Novel pyrolyzed polyaniline-grafted silicon nanoparticles encapsulated in graphene sheets as Li-ion battery anodes.

A simple method to fabricate graphene-encapsulated pyrolyzed polyaniline-grafted Si nanoparticles has been developed. Instead of using Si nanoparticles with a native oxide layer, HF-treated Si nanoparticles were employed in this work. The uniqueness of this method is that, first, a PANI layer over the Si nanoparticles was formed via the surface-initiated polymerization of aniline on the surface of aniline-functionalized Si nanoparticles; then, the PANI-grafted Si nanoparticles were wrapped by the GO sheets via π-π interaction and electrostatic attraction between the GO and the PANI. Finally, the GO and PANI were pyrolyzed, and this pyrolyzed PANI layer tightly binds the graphene sheets and the Si nanoparticles together in the composite.
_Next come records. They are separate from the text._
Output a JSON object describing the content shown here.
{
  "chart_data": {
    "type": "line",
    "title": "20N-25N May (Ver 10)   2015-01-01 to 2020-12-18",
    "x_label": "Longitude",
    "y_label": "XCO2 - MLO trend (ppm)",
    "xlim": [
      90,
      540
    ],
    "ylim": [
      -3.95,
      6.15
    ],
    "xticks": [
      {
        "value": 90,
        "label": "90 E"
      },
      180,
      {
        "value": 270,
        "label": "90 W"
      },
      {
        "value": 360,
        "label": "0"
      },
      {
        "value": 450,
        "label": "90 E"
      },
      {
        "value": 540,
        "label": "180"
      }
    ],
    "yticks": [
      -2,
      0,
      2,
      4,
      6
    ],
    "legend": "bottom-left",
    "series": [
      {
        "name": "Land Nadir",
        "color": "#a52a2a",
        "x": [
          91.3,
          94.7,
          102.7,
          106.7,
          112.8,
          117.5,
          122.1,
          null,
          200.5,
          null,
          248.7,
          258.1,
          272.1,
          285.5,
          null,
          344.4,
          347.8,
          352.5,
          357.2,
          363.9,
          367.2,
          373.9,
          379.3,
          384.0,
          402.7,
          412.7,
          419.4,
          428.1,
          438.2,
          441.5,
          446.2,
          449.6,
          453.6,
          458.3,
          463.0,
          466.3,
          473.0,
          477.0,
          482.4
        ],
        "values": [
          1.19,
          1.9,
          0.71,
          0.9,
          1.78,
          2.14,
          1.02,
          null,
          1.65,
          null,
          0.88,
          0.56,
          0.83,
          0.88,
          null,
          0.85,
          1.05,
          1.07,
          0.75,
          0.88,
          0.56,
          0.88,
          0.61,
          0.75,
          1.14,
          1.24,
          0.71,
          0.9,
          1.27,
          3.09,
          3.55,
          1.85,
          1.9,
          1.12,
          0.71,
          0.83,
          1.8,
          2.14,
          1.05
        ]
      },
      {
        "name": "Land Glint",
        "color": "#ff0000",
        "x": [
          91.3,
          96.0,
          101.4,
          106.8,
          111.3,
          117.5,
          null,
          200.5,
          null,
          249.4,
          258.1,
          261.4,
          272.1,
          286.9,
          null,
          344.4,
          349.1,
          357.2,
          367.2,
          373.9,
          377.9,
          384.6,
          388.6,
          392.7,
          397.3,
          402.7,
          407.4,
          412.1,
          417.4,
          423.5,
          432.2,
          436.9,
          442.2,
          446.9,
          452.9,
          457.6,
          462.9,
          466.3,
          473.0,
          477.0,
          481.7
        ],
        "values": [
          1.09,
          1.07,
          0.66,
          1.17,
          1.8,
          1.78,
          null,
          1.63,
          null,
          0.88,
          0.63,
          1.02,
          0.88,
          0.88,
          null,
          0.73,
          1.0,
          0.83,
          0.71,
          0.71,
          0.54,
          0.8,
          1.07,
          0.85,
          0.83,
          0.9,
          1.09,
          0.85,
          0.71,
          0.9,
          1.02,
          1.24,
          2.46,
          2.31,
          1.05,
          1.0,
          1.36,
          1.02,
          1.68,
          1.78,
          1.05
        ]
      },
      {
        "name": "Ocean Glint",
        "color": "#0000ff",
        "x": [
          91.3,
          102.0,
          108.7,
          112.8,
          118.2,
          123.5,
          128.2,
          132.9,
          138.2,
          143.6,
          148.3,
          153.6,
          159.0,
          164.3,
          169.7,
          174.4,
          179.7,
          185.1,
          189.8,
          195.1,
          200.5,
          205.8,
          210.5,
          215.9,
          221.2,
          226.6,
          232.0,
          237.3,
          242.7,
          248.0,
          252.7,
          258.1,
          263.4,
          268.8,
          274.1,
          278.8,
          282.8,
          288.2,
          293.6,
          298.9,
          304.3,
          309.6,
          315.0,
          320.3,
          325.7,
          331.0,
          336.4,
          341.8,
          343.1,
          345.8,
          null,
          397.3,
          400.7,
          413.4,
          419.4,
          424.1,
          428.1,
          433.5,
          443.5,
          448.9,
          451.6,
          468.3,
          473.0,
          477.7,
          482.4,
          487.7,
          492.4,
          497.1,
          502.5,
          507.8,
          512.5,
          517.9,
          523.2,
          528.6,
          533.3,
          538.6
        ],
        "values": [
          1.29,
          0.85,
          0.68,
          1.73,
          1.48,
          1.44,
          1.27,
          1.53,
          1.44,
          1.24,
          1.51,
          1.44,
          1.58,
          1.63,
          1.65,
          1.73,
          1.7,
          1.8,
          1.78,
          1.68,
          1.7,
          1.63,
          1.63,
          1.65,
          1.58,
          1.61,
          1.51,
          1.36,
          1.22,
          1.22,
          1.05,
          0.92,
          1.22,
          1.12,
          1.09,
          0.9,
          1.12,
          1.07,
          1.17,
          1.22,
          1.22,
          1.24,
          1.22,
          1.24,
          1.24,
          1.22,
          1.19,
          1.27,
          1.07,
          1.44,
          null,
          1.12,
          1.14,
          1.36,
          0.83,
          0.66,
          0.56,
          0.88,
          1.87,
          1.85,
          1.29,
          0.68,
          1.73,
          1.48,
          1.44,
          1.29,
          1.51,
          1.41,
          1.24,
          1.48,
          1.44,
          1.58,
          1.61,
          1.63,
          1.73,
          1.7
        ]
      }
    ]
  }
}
The composite materials exhibit better cycling stability and Coulombic efficiency as anodes in lithium ion batteries, as compared to pure Si nanoparticles and physically mixed graphene/Si composites. After 300 cycles at a current density of 2 A/g, the composite electrodes can still deliver a specific capacity of about 900 mAh/g, which corresponds to ∼76% capacity retention. The enhanced performance can be attributed to the absence of surface oxides, the better electronic conductivity, faster ion diffusion rate, and the strong interaction between the graphene sheets and the tightly bound carbon-coated Si nanoparticles.